非実在小学四年生事件に官邸ドローン事件、諸々のデマに傍若無人なデモ。
ここのところ、正義を語る馬鹿による「やらかし」が多く見られるようになってきた気がする。
まだ鼻で笑って馬鹿にできる程度なので良いのだが、これがかつての運動のように先鋭化していくと恐ろしい。
普通に考えればどこかで歯止めがかかってしかるべきなのに、主義に殉じてどんどん過激になっていく。
そんな活動家の事情を本作は描き出しているように思う。
あらすじ
若き記者の沢田は新左翼にシンパシーを感じながらも、その思いを仕事で果たすことができず不満を抱えていた。
そんなある日、梅山と名乗る活動家と出会い、読書や音楽の共通の趣味から親近感を覚え親交を深めていく。
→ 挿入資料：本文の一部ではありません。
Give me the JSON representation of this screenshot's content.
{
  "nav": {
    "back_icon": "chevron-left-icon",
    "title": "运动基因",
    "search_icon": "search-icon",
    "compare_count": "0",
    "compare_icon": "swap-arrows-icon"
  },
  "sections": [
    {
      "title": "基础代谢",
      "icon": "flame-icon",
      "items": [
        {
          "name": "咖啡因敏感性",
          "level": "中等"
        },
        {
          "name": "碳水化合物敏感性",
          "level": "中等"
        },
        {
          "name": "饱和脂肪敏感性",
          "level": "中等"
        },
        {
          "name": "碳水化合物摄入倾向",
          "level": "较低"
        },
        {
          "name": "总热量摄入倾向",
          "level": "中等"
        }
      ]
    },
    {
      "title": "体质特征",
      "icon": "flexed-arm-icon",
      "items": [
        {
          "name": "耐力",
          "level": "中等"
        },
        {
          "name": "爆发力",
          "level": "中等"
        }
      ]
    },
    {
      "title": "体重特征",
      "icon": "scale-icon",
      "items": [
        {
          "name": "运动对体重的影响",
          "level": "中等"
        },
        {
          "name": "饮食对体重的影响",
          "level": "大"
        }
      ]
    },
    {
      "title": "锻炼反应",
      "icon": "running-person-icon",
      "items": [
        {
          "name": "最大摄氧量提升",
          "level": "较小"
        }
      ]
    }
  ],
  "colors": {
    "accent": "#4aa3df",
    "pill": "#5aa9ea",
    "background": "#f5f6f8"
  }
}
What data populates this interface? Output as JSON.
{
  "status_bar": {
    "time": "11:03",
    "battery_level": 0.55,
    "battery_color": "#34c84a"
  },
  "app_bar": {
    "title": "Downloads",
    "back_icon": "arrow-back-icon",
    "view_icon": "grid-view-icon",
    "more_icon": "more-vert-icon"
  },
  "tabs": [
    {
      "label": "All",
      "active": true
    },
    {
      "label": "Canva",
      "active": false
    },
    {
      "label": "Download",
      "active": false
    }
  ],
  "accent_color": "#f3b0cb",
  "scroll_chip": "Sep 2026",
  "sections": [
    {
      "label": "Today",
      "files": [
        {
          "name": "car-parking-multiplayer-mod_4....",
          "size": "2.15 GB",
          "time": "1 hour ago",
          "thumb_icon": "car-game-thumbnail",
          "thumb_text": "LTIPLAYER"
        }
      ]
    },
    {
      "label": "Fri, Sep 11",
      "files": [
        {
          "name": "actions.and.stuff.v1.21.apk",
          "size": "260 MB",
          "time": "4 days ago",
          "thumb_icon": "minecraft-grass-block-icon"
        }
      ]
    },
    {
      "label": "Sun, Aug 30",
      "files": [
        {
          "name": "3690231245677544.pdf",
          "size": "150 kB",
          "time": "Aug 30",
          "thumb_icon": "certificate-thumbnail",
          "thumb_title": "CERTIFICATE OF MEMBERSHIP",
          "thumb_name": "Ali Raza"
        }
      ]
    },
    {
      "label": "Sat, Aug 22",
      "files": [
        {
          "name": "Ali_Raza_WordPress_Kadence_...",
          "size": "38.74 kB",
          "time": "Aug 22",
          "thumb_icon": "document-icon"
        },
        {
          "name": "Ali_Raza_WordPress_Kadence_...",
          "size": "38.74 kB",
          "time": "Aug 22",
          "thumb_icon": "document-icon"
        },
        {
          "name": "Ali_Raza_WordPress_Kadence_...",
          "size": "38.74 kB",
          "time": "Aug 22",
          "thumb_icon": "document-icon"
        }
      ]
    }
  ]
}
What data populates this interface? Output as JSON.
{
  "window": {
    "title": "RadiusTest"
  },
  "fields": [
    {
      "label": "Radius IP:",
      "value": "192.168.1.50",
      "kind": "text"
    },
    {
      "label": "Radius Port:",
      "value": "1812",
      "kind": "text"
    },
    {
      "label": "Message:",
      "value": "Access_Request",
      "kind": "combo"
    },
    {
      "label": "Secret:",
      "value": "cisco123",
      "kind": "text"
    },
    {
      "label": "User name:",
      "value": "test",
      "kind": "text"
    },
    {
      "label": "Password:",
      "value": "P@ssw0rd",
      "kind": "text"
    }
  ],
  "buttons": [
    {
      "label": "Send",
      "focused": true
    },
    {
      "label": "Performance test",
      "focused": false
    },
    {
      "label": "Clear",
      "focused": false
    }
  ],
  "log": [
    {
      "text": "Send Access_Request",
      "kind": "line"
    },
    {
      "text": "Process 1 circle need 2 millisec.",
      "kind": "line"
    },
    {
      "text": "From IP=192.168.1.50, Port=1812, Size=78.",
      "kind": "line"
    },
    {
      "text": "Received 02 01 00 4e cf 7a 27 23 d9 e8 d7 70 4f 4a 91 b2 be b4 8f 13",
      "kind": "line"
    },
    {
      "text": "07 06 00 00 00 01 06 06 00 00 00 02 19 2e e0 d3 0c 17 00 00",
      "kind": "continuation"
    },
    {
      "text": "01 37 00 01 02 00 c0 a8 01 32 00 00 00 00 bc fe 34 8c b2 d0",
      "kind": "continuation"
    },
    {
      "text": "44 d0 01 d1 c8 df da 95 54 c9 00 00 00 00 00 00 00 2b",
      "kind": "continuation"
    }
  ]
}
半ば協力にも近い形で彼らの活動を取材を行う中で、ある事件へと巻き込まれていくこととなる。
ルサンチマン
本作において度々出てくるのが「あいつは偽物だ」「お前は何者か」「俺は本物になりたい」といった台詞。
嘘偽り建前ばかりの大人を嫌い、純粋さを求め足掻く若者たち。
それを食い扶持として無責任に煽るマスメディア。
商業的な打算ばかりではない。
文学は病的なものにすら面白味を見出し、いたずらに持ち上げてしまう。
言論の自由を標榜する国家においてはそれを批判することはできても否定はできない。
それに乗せられ、純粋さをアピールするために、本気度を誇示するために、そしてヒエラルキーの上位に立つために留まるところを知らず先鋭化していく活動家たち。
「梅山」
大義を掲げ詭弁を弄して周囲を道具にしながらも、梅山が求めたのは結局のところ「革命の英雄になりたい」という欲求でしかなかった。
「運動」に実社会に存在しない純粋さを夢見るが、結局は口の上手い人たらしが愚直な者を自己実現の道具とする構造でしかないのだ。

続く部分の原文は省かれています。